Following the Swedish Academy's decision to present Saramago with the Nobel Prize in Literature, the Vatican City questioned the decision on political grounds, though gave no comment on the aesthetic or literary components of his work. Saramago responded: "The Vatican is easily scandalized, especially by people from outside. They should just focus on their prayers and leave people in peace. I respect those who believe, but I have no respect for the institution." He received the news when he was about to fly to Germany for the Frankfurt Book Fair, and caught both him and his editor by surprise.

==Award ceremony speech==
At the award ceremony in Stockholm on 10 December 1998, Kjell Espmark of the Swedish Academy said of Saramago's writing:

This rich work, with its constantly shifting perspectives and constantly renewed images of the world, is held together by a narrator whose voice is with us all the time. Apparently he is a story-teller of the old-fashioned omniscient variety, a master of ceremonies standing on the stage next to his creations, commenting on them, guiding their steps and sometimes winking at us across the footlights. But Saramago uses these traditional techniques with amused distance. The narrator is also adept in the contemporary devices of the absurd and develops a modern scepticism when faced with the omniscient claim to be able to say how things stand.
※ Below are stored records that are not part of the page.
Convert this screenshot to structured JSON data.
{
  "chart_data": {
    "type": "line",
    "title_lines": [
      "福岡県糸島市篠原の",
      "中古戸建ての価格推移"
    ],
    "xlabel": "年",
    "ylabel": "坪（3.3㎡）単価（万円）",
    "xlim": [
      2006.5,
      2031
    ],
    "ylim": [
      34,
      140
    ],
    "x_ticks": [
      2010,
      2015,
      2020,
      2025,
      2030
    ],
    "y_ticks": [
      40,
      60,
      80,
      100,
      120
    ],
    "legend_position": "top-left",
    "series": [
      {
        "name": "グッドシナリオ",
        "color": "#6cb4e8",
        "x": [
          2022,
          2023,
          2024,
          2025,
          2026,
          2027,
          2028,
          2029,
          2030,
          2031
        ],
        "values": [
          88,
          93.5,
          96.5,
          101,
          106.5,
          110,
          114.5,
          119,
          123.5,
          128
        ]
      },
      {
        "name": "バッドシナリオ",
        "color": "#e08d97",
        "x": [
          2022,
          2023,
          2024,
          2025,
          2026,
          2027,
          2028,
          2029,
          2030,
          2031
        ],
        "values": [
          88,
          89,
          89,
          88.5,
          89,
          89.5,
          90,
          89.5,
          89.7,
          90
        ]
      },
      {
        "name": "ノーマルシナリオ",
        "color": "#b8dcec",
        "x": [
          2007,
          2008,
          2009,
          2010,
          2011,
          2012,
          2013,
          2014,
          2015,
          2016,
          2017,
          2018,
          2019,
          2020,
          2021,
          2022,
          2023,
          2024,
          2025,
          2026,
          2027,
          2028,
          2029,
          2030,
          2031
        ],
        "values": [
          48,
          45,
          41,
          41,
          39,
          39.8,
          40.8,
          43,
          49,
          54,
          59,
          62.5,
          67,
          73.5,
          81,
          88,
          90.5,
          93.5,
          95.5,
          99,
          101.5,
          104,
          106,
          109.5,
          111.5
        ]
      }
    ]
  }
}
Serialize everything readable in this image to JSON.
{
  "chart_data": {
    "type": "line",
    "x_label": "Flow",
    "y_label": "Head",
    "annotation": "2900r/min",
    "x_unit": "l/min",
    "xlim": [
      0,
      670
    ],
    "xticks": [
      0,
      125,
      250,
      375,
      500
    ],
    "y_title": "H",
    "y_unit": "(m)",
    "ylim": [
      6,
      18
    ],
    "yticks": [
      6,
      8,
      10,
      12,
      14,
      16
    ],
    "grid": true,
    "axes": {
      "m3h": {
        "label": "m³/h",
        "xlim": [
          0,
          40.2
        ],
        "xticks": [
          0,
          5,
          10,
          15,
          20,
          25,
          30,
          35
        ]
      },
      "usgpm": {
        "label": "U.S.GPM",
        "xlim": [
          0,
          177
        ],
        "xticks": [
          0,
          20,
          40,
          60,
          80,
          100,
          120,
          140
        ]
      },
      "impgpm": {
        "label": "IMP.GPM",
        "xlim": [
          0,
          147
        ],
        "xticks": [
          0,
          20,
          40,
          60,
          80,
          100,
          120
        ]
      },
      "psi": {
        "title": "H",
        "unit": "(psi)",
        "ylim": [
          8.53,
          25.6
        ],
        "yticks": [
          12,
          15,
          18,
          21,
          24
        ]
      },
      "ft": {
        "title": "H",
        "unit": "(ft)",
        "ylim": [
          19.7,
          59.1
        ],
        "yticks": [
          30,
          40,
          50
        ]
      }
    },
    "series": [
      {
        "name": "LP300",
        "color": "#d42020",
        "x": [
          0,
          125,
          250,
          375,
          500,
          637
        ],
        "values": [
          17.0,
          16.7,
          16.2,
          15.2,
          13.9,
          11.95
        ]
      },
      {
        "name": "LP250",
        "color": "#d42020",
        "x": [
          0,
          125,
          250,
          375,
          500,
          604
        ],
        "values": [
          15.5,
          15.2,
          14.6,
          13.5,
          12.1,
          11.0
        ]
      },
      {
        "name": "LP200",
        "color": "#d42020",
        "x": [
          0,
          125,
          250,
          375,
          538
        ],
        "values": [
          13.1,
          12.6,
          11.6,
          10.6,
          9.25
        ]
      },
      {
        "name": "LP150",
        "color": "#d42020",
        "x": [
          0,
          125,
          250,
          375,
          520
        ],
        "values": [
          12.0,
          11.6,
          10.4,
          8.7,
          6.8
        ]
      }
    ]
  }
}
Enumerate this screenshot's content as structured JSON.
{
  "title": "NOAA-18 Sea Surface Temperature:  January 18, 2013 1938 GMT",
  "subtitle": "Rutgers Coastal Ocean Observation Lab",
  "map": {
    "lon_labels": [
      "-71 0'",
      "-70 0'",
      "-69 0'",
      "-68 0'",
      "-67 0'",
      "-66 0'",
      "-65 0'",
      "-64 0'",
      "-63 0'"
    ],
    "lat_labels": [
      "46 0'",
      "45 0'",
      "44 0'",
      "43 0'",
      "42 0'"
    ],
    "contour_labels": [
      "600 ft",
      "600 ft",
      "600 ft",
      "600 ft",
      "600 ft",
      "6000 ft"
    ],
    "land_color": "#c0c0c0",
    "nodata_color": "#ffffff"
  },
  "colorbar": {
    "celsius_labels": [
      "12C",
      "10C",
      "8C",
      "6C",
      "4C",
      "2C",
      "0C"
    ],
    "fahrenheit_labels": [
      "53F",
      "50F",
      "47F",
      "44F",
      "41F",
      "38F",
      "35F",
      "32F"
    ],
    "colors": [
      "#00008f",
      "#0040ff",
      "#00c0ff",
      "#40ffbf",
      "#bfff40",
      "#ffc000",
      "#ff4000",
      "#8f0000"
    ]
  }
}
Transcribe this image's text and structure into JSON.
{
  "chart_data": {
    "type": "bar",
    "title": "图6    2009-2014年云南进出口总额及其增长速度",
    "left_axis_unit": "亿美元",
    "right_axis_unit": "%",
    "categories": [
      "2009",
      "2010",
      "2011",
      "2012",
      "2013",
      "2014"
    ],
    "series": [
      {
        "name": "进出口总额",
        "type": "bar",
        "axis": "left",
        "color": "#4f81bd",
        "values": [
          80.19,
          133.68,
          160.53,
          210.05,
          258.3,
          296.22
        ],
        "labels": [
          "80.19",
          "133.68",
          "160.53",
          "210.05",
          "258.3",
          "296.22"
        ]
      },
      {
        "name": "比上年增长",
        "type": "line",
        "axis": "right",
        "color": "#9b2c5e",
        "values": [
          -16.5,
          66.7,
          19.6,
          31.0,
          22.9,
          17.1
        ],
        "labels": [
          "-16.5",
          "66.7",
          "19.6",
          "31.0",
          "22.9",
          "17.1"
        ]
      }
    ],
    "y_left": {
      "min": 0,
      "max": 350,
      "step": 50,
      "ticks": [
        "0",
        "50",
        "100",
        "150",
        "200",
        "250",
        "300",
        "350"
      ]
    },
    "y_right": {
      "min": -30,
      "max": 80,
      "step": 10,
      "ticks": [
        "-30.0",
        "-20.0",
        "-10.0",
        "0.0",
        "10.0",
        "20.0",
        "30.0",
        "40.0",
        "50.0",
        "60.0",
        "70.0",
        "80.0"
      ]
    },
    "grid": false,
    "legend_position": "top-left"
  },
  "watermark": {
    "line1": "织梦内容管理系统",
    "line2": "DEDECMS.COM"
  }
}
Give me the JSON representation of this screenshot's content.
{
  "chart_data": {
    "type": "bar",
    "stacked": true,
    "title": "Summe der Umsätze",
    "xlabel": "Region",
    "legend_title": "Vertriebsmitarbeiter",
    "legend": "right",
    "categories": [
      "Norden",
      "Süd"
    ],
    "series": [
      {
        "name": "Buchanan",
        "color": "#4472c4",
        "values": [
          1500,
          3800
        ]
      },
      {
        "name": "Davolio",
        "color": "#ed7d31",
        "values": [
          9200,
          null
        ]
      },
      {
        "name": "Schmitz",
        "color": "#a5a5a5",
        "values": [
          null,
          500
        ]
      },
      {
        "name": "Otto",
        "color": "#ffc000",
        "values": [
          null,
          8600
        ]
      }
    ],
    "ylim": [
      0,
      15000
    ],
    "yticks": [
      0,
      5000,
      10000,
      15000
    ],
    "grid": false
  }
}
The result is literature characterised at one and the same time by sagacious reflection and by insight into the limitations of sagacity, by the fantastic and by precise realism, by cautious empathy and by critical acuity, by warmth and by irony. This is Saramago’s unique amalgam.

==Nobel Prize Museum==
In 2024, Saramago's widow Pilar del Rio and the José Saramago Foundation donated a number of Saramago's belongings to the Nobel Prize Museum in Stockholm, including a pair of his glasses, a stone found in Lanzarote that was important to him, and a manuscript written in his youth.